Trans Tasman executive chairman Don Fletcher said yesterday that the board had decided the company's headquarters would be better based in Asia from January 1.
He said Singapore was selected for its proximity to Hong Kong, where most of shareholders' funds were invested, and for its double taxation agreement with New Zealand.
Trans Tasman's majority shareholder, Jesse Lu of SEA Holdings, is based in Hong Kong.
In announcing the move, Fletcher also told of a $34 million purchase of development land at 223-227 Wanchai Rd in Hong Kong where the company is assessing building options. Existing cash reserves and bank debt have been used to fund the purchase of a 445sq m vacant site, bought via tender through Jones Lang LaSalle in Hong Kong. The site would suit a 5200sq m building.
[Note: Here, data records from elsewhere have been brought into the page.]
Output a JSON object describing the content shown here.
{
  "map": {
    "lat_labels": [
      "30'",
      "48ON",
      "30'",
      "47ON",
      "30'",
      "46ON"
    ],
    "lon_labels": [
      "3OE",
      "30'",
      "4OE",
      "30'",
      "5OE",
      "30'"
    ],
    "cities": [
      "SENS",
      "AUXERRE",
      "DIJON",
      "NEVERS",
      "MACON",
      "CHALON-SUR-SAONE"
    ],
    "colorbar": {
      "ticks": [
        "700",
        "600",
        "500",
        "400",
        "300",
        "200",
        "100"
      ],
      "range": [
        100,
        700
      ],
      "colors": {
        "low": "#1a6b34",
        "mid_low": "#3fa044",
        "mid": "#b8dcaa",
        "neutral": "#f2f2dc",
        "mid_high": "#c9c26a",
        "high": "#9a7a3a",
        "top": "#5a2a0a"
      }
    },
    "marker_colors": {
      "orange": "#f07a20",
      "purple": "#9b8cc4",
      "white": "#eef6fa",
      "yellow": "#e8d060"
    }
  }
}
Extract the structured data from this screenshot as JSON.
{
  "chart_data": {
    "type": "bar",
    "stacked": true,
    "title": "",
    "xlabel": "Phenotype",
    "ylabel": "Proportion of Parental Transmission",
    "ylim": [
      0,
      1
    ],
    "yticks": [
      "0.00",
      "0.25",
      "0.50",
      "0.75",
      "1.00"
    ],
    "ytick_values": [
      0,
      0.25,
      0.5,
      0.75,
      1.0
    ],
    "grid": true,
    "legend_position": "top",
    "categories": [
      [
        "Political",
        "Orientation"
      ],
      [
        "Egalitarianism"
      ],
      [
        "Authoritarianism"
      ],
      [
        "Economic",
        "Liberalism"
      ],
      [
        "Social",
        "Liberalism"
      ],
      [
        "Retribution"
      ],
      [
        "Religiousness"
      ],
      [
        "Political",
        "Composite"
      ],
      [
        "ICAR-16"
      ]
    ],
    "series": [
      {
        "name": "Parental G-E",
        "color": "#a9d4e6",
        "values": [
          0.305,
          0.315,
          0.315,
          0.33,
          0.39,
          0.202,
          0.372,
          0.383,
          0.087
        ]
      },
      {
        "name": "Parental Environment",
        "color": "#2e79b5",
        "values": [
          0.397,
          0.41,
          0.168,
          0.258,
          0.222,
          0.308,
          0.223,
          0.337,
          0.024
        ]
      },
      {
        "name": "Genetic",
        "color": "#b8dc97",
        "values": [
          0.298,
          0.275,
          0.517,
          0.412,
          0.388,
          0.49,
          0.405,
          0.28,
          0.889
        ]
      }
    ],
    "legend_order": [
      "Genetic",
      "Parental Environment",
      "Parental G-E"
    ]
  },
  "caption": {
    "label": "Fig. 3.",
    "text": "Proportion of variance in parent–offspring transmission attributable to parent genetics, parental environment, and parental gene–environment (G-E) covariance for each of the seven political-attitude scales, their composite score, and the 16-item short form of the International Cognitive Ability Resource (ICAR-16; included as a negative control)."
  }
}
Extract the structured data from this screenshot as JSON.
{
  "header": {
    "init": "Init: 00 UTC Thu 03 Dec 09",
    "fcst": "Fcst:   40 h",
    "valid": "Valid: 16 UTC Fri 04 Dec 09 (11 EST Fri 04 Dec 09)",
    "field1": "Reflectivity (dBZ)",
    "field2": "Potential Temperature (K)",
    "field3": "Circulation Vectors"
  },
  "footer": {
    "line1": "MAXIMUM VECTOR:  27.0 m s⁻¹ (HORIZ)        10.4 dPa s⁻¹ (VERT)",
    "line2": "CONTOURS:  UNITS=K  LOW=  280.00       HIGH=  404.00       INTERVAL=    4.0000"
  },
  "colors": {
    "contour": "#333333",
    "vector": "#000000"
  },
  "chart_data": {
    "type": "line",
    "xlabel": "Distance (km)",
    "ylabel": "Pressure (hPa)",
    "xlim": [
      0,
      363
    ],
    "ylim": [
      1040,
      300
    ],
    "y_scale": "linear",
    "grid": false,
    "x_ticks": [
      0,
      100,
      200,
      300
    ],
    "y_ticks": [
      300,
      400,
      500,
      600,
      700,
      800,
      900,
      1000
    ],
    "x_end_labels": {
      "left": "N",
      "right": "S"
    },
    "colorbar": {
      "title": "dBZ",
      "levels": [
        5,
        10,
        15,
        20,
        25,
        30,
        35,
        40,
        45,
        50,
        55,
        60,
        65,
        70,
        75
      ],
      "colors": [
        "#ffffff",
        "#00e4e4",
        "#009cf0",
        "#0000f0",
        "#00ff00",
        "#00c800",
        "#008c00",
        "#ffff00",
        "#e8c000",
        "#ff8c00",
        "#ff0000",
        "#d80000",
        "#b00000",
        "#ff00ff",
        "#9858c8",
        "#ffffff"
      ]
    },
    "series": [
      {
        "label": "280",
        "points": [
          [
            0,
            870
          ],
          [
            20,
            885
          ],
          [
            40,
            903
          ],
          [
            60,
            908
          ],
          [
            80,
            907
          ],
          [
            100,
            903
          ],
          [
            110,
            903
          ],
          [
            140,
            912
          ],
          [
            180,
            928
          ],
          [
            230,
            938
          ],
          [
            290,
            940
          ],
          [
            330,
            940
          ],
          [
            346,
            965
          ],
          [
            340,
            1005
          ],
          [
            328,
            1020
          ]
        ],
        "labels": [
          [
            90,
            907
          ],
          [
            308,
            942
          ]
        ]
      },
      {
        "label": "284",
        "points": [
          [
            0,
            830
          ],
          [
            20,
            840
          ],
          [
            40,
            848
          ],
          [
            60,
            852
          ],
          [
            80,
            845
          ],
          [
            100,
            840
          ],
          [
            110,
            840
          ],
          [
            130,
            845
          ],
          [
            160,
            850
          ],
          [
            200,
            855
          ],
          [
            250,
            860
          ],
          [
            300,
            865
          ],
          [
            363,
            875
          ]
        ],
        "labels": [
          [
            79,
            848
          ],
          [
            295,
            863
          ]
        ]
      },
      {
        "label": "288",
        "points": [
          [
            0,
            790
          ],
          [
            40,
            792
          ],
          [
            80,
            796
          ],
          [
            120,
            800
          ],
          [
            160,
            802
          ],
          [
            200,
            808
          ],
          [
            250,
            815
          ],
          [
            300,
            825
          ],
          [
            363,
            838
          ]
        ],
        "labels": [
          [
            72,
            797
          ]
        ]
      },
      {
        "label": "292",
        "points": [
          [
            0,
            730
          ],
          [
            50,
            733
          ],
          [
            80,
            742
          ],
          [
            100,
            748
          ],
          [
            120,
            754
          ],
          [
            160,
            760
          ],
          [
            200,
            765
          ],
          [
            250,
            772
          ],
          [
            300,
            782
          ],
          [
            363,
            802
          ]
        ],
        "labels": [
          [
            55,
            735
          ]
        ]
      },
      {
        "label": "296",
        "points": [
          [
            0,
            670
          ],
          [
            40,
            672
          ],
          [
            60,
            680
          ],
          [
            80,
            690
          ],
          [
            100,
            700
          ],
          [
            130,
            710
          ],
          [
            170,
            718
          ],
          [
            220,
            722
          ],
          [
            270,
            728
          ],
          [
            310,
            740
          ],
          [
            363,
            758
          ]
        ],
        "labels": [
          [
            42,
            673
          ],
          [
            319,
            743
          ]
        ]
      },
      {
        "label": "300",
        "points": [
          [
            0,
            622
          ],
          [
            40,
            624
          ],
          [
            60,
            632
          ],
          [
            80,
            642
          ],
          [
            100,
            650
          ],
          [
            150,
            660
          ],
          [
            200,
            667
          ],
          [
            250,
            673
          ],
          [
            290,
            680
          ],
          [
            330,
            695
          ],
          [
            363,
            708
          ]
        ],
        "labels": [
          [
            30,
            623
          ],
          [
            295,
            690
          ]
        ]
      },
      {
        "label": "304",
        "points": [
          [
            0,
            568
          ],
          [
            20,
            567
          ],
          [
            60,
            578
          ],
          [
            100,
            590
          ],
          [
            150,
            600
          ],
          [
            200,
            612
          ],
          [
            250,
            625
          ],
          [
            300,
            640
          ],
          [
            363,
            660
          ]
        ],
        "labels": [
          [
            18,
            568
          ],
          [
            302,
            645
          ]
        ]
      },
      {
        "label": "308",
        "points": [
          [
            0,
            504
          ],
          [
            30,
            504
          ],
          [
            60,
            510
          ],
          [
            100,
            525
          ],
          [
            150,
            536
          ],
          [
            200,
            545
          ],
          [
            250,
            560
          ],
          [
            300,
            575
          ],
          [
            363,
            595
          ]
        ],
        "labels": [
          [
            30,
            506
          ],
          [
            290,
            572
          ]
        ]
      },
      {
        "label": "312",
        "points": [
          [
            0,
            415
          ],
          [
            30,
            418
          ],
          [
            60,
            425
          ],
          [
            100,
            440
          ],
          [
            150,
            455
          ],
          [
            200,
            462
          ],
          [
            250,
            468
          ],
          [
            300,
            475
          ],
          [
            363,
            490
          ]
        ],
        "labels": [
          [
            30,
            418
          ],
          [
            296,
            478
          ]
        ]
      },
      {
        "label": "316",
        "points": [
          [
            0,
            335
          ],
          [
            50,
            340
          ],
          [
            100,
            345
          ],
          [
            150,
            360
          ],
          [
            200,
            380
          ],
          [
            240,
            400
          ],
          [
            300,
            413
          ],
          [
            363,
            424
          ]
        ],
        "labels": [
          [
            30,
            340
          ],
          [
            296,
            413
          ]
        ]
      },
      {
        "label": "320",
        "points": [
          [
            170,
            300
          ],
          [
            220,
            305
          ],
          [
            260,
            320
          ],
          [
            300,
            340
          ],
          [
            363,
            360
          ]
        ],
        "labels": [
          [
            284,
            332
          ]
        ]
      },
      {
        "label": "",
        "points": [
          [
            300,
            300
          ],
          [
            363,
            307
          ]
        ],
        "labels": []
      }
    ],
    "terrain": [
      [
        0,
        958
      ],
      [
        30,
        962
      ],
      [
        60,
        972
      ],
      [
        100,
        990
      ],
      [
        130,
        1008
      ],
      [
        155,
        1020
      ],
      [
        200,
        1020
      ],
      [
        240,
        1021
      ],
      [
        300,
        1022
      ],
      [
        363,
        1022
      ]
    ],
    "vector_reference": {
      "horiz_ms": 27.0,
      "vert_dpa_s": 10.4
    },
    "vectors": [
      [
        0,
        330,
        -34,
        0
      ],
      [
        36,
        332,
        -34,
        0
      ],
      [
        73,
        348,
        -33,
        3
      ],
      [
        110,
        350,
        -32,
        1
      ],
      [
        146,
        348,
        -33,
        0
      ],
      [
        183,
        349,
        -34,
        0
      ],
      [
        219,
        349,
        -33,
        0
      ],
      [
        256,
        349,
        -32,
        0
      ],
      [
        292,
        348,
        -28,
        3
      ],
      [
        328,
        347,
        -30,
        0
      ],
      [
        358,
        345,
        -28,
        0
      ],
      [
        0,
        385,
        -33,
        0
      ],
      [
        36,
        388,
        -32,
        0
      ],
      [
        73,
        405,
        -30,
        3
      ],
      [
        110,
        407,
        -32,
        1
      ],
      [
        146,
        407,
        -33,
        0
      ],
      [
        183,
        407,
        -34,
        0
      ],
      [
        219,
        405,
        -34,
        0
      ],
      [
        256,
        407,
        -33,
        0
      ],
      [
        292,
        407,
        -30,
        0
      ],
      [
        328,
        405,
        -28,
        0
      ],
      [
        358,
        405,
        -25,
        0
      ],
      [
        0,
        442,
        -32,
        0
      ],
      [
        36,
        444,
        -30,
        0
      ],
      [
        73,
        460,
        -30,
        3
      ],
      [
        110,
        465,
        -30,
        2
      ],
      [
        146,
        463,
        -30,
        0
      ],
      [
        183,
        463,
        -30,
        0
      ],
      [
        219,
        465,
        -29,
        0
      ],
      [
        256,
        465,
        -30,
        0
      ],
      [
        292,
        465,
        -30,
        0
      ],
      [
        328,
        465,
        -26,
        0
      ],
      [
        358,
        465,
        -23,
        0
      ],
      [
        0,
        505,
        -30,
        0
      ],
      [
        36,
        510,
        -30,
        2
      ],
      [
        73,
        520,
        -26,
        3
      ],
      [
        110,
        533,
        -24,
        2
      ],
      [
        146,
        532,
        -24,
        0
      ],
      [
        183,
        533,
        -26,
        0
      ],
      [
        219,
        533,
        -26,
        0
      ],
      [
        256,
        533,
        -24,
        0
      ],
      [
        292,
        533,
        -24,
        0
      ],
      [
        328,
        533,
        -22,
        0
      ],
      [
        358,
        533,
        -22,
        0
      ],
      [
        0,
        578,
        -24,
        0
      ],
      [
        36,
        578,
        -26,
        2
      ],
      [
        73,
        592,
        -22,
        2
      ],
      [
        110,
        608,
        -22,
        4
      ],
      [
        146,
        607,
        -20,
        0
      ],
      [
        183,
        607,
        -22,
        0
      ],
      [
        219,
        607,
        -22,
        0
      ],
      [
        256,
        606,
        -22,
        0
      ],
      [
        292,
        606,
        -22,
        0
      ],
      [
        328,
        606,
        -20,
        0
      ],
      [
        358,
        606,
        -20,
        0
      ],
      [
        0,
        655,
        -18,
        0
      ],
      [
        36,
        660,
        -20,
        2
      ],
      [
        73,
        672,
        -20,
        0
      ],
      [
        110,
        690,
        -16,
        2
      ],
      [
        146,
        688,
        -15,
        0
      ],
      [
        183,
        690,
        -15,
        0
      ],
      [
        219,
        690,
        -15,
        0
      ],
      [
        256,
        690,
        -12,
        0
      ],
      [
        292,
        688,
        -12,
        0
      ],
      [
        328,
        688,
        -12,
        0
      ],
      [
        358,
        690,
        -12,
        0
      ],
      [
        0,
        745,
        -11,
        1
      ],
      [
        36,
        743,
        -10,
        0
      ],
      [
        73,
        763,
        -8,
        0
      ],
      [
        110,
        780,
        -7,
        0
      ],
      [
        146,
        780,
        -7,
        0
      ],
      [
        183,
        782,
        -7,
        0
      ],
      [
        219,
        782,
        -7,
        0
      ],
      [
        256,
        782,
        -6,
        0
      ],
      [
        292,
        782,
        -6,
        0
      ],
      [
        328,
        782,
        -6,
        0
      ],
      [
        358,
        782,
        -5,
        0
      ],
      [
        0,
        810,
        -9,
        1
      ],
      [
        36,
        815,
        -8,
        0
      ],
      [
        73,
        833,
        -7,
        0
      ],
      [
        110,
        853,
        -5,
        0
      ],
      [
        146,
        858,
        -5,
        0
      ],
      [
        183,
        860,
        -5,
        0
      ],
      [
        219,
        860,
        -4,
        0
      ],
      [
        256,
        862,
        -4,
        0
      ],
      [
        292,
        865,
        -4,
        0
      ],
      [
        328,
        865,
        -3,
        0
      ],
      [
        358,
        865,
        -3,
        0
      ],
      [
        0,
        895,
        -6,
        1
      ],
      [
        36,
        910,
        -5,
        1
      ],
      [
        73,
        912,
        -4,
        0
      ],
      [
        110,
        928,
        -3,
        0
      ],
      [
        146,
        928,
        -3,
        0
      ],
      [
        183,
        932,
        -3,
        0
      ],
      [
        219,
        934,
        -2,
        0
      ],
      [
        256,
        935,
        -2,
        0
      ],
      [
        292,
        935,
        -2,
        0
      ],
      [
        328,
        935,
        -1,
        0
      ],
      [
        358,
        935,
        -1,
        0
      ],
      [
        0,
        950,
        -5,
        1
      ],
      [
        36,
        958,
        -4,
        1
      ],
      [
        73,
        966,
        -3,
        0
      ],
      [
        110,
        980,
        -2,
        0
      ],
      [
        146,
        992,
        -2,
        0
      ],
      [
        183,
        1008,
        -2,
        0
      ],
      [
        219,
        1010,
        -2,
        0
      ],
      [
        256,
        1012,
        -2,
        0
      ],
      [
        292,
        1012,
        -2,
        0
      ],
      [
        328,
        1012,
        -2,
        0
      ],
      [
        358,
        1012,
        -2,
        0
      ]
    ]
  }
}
Fletcher and chief financial financial officer Greg Kenward are to move to Singapore where a team of six staff will be based.
"Clearly the New Zealand and Australian market is falling off its high,"Fletcher said. "Fundraising for property investment has dropped in the last few months and signs are there of a cyclical slowdown."
Asian property offered better prospects.
"It seems that we got our timing pretty good," Fletcher said of the Hong Kong buyup.
"More than 50 per cent of our profits for the next three to four years will be from overseas," he said, signalling that the company also wanted Singaporean properties.
But he said Trans Tasman would remain listed on the New Zealand stock exchange and stay registered in New Zealand too.
Executive director Rod Hodge said Auckland staff would leave level 14 of the Dorchester Tower on Shortland St for Alcatel House at 12 Viaduct Harbour Ave.
Fletcher said Trans Tasman would sell the three office blocks and carparks of its Finance Centre buildings in Auckland's CBD on individual titles and would launch an international marketing campaign "in the next few weeks".
First NZ Capital research manager Barry Lindsay said the the rewards of the shift to Singapore were hard to calculate, given that no projections had been made about the return on the Hong Kong development deals.
"This move might distance [the shareholders] from their investment because it's quite hard for local shareholders to feel connected to the company when it's offshore."
But he praised the company's commitment to the strategy to shift and said the move was a big change.
Shareholder Michael Connor of Epsom said the Singapore move made little difference to him and he again called for minority shareholders to be bought out at a reasonable price.
Hong Kong plays
In March, Trans Tasman paid $7.5 million for Hong Kong's Excelsior Plaza, a retail property in the Causeway Bay precinct.
In June, it spent $112 million on a 2ha development site in Sha Tin Town in the New Territories. The company will develop the block over four to six years.
In September, it spent $111 million on another Hong Kong development site, this time in Kowloon. Work at the Po Kong Village Rd site is due to start next year and be finished by 2006.
Yesterday, it said it had spent $34 million buying a third Hong Kong development site, this time at 223-227 Wanchai Rd in Wanchai, Hong Kong.